Challenges of Data Cleansing and why Validation is Essential

There are many reasons why an account number can be invalid for use: closure of the associated branch, merger of the bank, update of the clearing and bank codes, invalid formatting or a simple mis-transcription of any of the account numbers. It is also possible for an account to be valid, but invalid for the purpose intended, for example a business customer account currently used for a domestic direct debit may be intended to move to the SDD B2B scheme, but the owning bank does not support it.

We group these errors into three types:

  • Format – where the account information breaches the rules of the country or bank regarding length or  types of digits enclosed.
  • Content – where the bank codes contained within the account are invalid or no longer correct.
  • Integrity – where the account number breaches numeric or syntax rules for the branch.
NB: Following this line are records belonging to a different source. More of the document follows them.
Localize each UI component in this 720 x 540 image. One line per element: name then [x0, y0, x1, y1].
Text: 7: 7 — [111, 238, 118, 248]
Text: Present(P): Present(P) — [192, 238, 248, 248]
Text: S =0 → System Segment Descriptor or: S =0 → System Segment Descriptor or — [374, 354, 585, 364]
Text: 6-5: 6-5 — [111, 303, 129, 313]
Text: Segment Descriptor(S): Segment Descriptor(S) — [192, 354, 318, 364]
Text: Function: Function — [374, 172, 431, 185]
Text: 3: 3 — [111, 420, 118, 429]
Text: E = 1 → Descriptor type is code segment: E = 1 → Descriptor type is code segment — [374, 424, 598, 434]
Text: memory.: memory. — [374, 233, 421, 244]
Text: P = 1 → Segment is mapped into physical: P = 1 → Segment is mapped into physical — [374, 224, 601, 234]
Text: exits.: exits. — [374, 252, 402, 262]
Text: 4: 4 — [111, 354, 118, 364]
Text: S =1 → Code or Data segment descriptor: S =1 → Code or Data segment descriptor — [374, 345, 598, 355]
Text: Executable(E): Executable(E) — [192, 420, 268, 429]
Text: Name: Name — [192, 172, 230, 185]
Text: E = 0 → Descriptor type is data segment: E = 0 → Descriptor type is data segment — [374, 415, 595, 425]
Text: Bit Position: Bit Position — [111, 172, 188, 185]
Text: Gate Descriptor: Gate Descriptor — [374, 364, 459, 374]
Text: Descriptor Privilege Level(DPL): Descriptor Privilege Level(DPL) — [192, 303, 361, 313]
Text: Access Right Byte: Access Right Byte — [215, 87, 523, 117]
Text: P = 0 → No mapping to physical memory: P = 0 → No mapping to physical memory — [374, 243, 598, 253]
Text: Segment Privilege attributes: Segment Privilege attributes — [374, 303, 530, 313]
From Experian’s analysis of customers’ data from its SEPA conversion service, the most common error is related to content, closely followed by format. Although integrity errors are around 1.5%, this is likely to be an underestimate because integrity errors may not be apparent if there is either format or content errors.

Bank account data from each country is different: the number and lengths of each field is rarely the same between two different EU member states. Germany uses a bank code and an account number of 8 and 10 digits whereas France uses four pieces of information: two bank codes and account number and a couple of check digits. The IBAN was introduced to smooth over these differences and has been important in standardising the way these numbers are presented, however the key information and therefore variances are still within it.

In addition, there are domestic practices which can further complicate the process. In Germany the Unterkontonummer – sub-account number – is a two-digit field originally intended to separate the purpose of a transaction within an account. Virtually all transactions are for the default purpose and therefore the sub-account number is set to zero and customarily omitted by German consumers. So, for example, account 7876543100 might be presented as 78765431. Simply converting to the IBAN format would pad with leading zeros and it would therefore become 0078765431, a potentially valid, but different, account.

In the Netherlands, where Experian operates the IBAN BIC service on behalf of the Dutch Banking Association (NVB), there is a different problem: there are no branch codes and therefore it is impossible to tell reliably, solely from the account number, which bank an account is with. Because of this omitted information, the Netherlands IBAN includes (as the UK does) the bank identifier such as INGB however it is then not possible to populate this without knowing which bank. Most Dutch businesses do not store this information as it has historically not been relevant for domestic clearing.

Finally, the banking system is not set in stone: banks closed branch codes periodically and therefore render the IBANs from the accounts at those branches invalid. Mergers have implications on the validity of BICs required until 2016 for cross-border payments. Simple consolidation or re-structuring of a banks payment systems can also invalidate previously valid data. It is therefore vital to check and cleanse now and not to rely on data hygiene exercises previously undertaken.